Scheuch specializes in providing customized solutions for each individual application case to ensure the best combination of low investment costs and minimal operating costs.
Reduction of acidic pollutants (HF, HCL, SOx) using additives based on Ca (calcium) or Na (sodium), including in:
- Conventional one-step dry sorption (with a low or no recirculation rate), and in
- Conditioned dry sorption (with a high recirculation rate) – MaxSORP
- Minimizing PCDD/F (dioxins and furans), Hg (mercury) and Hg compounds using
- Activated carbon
- HOK (hearth-furnace coke)
- Brominated and/or enhanced carbons
Crucial factors when selecting the appropriate procedure and sorbents are:
- Process and flue gas parameters such as temperature, moisture and pollutant concentrations
- Current and potential future separation output
- Sorbent costs
- Ash and waste material disposal costs
- Upstream plants (such as pre-separators) and downstream plants (such as SCR plants)
- Space requirements
- Other factors
A typical Scheuch dry sorption plant consists largely of:
- In some cases: a pre-separator (cyclone, multi-cyclone or spark separator)
- Additive silo(s)
- An additive loading point with one or more injection lances
- A fabric filter for separation – plus an electrostatic precipitator in some cases
- In some cases: a recirculation unit
- Residual material silo(s)
The Scheuch MaxSORP plant primarily consists of:
- In some cases: a pre-separator (for example, an e-filter)
- A fluidized-bed reactor
- Additive storage and additive feed lines
- Bag filter
- Recirculation system and
- Waste discharge for the reaction products
The exhaust gas is fed into the entrained-flow reactor from below. The exhaust gas is strongly accelerated through a cylindrical pipe (Venturi effect) in the lower part of the reactor. Here, additives are added and a considerable proportion of the dust separated in the bag filter is recirculated. This recirculation is the key to the extraordinary separation performance of this process. After the nozzle there is a diffuser and the cylindrical part of the reactor, where the sorbents introduced are slowed down to the reactor speed and distributed throughout the entire height of the reactor. Using a fluidized-bed reactor makes it possible to inject water directly into the reactor container via nozzles using a high-pressure water system and to set the desired reaction temperature regardless of the sorbent quantity.

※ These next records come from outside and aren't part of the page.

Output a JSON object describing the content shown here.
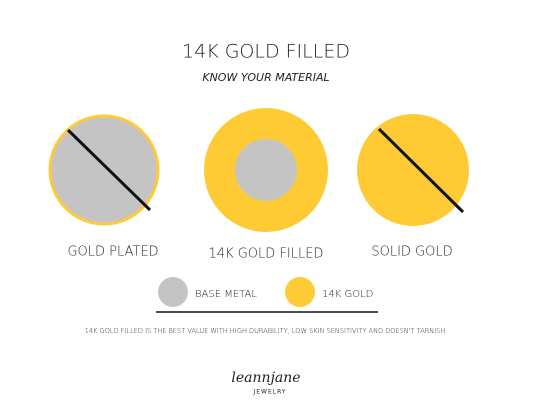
{
  "header": {
    "title": "14K GOLD FILLED",
    "subtitle": "KNOW YOUR MATERIAL"
  },
  "materials": [
    {
      "label": "GOLD PLATED"
    },
    {
      "label": "14K GOLD FILLED"
    },
    {
      "label": "SOLID GOLD"
    }
  ],
  "legend": [
    {
      "label": "BASE METAL"
    },
    {
      "label": "14K GOLD"
    }
  ],
  "footer": {
    "text": "14K GOLD FILLED IS THE BEST VALUE WITH HIGH DURABILITY, LOW SKIN SENSITIVITY AND DOESN'T TARNISH."
  },
  "logo": {
    "name": "leannjane",
    "tagline": "JEWELRY"
  }
}
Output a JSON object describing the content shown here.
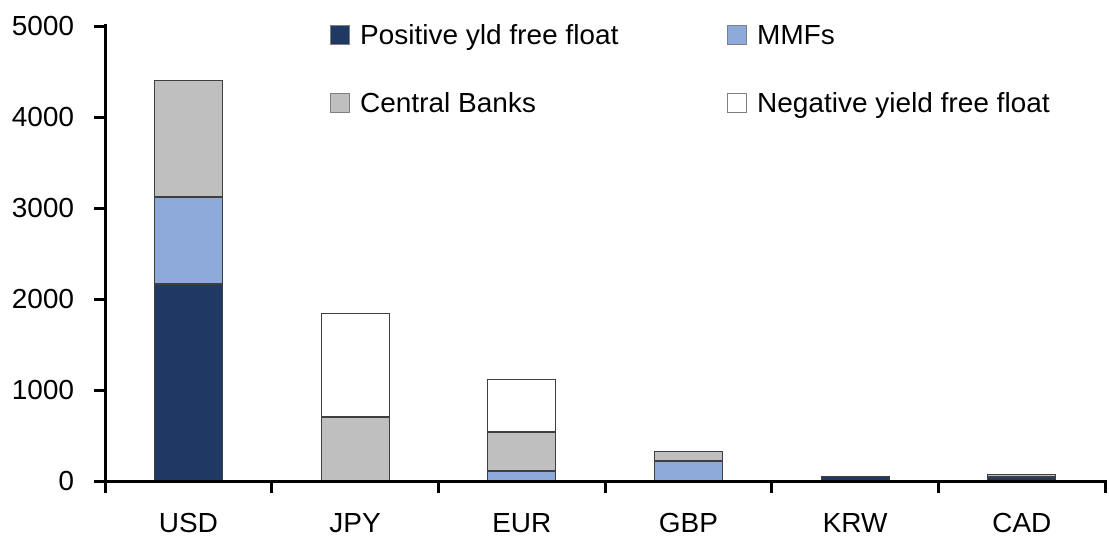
{
  "chart_data": {
    "type": "bar",
    "stacked": true,
    "title": "",
    "xlabel": "",
    "ylabel": "",
    "categories": [
      "USD",
      "JPY",
      "EUR",
      "GBP",
      "KRW",
      "CAD"
    ],
    "series": [
      {
        "name": "Positive yld free float",
        "color": "#1F3864",
        "values": [
          2170,
          0,
          0,
          0,
          55,
          45
        ]
      },
      {
        "name": "MMFs",
        "color": "#8EAADB",
        "values": [
          950,
          0,
          110,
          215,
          0,
          0
        ]
      },
      {
        "name": "Central Banks",
        "color": "#BFBFBF",
        "values": [
          1290,
          700,
          430,
          120,
          0,
          30
        ]
      },
      {
        "name": "Negative yield free float",
        "color": "#FFFFFF",
        "values": [
          0,
          1150,
          580,
          0,
          0,
          0
        ]
      }
    ],
    "ylim": [
      0,
      5000
    ],
    "yticks": [
      0,
      1000,
      2000,
      3000,
      4000,
      5000
    ],
    "grid": false,
    "legend_position": "top",
    "axis_color": "#000000",
    "segment_border_color": "#3F3F3F",
    "background_color": "#FFFFFF"
  }
}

The high heating capacity of the recirculated dust means that the water is spontaneously vaporized on the surface of the dust, thereby wetting it within a layer that is almost molecular in nature. This process greatly improves the reaction conditions for the acidic exhaust gas components being separated (SO2, SO3, HCl, HF, etc.) without the formation of clumps. 80 % of the acidic components are chemically adsorbed in the circulating fluidized bed (during the entrained-flow phase), while dioxins/furans are largely adsorbed (over 80 %) in the filter dust layer on the filter bag.
That is why a certain amount of differential pressure on the filter bag is crucial to separation performance. In the MaxSORP plant, the preferred sorbent for the acidic components of the exhaust gas is calcium hydroxide (Ca(OH)2).